The variables are a tibble
and we can select them using
the dplyr::filter()
function.
var_state_2 <- var_state |>
dplyr::filter(year == '2016')
Once the variables we need have been filtered, we can filter the geographic information layer so that it will only contain these variables.
gl_state_2 <- gl_state |>
set_variables(var_state_2)
layer_state_2 <- gl_state_2 |>
get_layer()
plot(sf::st_geometry(layer_state_2))
text(
sf::st_coordinates(sf::st_centroid(sf::st_geometry(layer_state_2))),
labels = layer_state_2$state,
pos = 3,
cex = 0.5
)
Data representation
For example, for each state we are going to represent the percentage of pneumonia and influenza deaths registered, starting in 2010. First of all, we must define the query.
sq_2 <- star_query(mrs_db_geo) |>
select_dimension(name = "where",
attributes = "state") |>
select_fact(name = "mrs_cause",
measures = c("pneumonia_and_influenza_deaths", "all_deaths")) |>
filter_dimension(name = "when", year >= "2010")
We run the query and get a star_database
object as a
result.
mrs_db_geo_3 <- mrs_db_geo |>
run_query(sq_2)
We obtain a geolayer
object.
gl_state_3 <- mrs_db_geo_3 |>
as_geolayer(attribute = "state")
Finally, we represent it.
gl_state_3 |>
get_variable_description()
#> var_1
#> "measure = all_deaths"
#> var_2
#> "measure = pneumonia_and_influenza_deaths"
layer <- gl_state_3 |>
get_layer()
layer$tpc_deaths <- (layer$var_2 / layer$var_1) * 100
plot(layer[, "tpc_deaths"], main = "% pneumonia and influenza")
To maintain the definition of the new variable in the
geolayer
object, we can define that this is the new
geographic information layer of it.
gl_state_3 <- gl_state_3 |>
set_layer(layer)
If we want to treat the geographic information layer with another tool, we can export it along with the variable definition table in GeoPackage format.
f <- gl_state_3 |>
as_GeoPackage(dir = tempdir())
sf::st_layers(f)
#> Driver: GPKG
#> Available layers:
#> layer_name geometry_type features fields crs_name
#> 1 geolayer 39 4 WGS 84
#> 2 variables NA 2 2 <NA>
Conclusions
This document presents some of the querying possibilities that offers
the rolap
package.
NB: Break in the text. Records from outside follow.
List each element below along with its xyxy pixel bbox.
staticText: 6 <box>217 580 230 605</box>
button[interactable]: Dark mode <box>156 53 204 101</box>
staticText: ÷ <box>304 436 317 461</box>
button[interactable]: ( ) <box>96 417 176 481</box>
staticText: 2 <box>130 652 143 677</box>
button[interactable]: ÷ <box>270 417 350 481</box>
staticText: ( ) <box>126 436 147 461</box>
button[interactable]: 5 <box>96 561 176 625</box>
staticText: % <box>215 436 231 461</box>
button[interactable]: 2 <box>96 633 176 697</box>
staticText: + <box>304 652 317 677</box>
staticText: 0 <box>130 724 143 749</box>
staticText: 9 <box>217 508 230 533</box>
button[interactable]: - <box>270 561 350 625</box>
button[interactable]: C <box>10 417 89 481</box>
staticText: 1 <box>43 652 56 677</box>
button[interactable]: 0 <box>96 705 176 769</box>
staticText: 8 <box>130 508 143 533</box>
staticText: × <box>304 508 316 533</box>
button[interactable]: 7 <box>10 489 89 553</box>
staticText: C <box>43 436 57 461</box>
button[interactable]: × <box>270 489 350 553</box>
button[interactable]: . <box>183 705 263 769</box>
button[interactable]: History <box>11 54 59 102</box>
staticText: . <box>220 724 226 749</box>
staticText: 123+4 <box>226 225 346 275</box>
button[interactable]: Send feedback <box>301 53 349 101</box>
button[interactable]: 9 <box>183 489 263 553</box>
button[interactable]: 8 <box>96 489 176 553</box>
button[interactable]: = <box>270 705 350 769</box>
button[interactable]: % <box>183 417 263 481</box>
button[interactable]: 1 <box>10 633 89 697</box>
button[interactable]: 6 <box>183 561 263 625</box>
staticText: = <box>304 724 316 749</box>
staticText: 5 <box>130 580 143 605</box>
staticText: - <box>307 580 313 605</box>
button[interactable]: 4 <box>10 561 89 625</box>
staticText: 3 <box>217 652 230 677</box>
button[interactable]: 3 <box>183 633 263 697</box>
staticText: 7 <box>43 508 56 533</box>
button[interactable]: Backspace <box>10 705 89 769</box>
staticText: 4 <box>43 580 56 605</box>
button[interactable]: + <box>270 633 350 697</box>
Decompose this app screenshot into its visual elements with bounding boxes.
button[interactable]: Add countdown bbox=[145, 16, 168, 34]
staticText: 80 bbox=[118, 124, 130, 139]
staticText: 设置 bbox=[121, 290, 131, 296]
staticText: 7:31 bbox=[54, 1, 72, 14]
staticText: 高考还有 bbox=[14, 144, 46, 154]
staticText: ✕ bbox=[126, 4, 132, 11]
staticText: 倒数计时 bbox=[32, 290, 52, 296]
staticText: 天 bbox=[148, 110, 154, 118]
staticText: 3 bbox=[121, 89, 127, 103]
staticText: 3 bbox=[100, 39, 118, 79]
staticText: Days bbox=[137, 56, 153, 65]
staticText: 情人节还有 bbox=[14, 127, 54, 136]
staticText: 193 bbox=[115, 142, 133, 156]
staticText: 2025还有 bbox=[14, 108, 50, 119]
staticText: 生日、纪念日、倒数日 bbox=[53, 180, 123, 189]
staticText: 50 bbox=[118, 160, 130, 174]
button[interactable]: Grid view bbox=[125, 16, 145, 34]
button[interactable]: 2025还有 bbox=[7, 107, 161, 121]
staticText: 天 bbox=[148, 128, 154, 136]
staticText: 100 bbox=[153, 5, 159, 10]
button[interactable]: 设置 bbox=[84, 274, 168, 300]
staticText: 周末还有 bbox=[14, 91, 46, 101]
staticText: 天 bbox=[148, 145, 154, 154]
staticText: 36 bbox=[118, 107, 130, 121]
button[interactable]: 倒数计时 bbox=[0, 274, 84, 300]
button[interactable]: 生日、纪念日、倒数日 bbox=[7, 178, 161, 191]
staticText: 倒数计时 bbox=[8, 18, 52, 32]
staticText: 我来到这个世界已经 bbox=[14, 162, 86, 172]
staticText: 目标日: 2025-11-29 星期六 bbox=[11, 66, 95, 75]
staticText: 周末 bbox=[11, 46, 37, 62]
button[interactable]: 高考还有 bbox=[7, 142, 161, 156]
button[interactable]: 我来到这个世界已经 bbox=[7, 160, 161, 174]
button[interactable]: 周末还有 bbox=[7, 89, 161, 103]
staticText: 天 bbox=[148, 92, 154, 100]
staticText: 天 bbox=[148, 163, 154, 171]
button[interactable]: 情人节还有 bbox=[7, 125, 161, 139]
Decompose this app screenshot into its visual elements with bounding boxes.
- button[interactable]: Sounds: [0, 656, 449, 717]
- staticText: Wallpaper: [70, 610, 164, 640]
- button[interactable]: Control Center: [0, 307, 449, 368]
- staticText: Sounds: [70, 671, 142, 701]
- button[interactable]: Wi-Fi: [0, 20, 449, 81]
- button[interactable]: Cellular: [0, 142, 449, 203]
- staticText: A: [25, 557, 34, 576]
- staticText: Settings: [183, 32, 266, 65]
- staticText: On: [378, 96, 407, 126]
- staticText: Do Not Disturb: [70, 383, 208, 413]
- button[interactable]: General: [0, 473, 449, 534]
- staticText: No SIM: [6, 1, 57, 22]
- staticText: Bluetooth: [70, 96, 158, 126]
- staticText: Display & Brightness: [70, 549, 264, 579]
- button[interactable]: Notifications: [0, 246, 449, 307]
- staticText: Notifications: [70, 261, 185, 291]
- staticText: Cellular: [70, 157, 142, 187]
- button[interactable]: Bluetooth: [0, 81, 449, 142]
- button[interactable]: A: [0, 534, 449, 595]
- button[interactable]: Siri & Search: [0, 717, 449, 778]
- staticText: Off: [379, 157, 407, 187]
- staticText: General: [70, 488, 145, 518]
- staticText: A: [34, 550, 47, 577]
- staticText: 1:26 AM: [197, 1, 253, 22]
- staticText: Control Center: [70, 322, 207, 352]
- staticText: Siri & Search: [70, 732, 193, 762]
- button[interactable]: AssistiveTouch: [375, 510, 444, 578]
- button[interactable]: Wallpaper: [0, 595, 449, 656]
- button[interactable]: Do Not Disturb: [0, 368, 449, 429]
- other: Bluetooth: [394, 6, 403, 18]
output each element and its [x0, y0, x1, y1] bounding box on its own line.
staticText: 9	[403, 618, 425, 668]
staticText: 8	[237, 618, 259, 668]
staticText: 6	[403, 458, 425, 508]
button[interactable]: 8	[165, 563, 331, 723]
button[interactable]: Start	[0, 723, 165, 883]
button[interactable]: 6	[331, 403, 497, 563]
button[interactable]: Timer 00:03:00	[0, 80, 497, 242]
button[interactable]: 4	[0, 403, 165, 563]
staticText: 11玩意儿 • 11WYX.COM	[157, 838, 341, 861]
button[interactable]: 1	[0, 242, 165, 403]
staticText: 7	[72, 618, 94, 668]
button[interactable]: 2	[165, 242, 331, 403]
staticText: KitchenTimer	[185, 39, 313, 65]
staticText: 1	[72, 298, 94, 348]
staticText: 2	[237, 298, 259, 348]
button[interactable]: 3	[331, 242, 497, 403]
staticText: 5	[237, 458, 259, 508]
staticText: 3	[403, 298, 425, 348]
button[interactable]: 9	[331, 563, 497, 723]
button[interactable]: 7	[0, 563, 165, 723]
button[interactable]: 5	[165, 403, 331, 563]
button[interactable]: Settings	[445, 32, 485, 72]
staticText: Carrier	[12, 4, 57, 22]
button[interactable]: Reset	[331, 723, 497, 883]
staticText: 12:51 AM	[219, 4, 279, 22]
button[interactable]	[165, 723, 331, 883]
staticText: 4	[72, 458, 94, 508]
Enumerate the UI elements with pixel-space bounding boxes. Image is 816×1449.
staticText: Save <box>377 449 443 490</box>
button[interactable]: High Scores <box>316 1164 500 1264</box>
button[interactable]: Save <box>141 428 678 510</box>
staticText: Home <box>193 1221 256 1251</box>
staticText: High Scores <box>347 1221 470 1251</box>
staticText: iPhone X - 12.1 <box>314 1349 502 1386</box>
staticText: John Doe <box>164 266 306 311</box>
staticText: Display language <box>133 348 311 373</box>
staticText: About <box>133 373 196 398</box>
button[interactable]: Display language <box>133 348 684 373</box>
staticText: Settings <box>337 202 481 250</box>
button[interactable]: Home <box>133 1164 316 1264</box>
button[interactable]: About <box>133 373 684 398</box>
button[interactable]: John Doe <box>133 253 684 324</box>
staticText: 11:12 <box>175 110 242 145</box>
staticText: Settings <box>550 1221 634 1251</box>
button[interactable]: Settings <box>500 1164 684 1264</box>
The queries are formulated on an object
of class star_database
and the result is another object of
the same class on which additional queries can be made.
Queries can be formulated about a star or set of stars or constellation.
We can define attributes that have associated geographic information. If any of these geographic attributes are included in the result of a query, we obtain a geographic information layer in which the result of the query is defined in the form of variables that can be filtered and queried.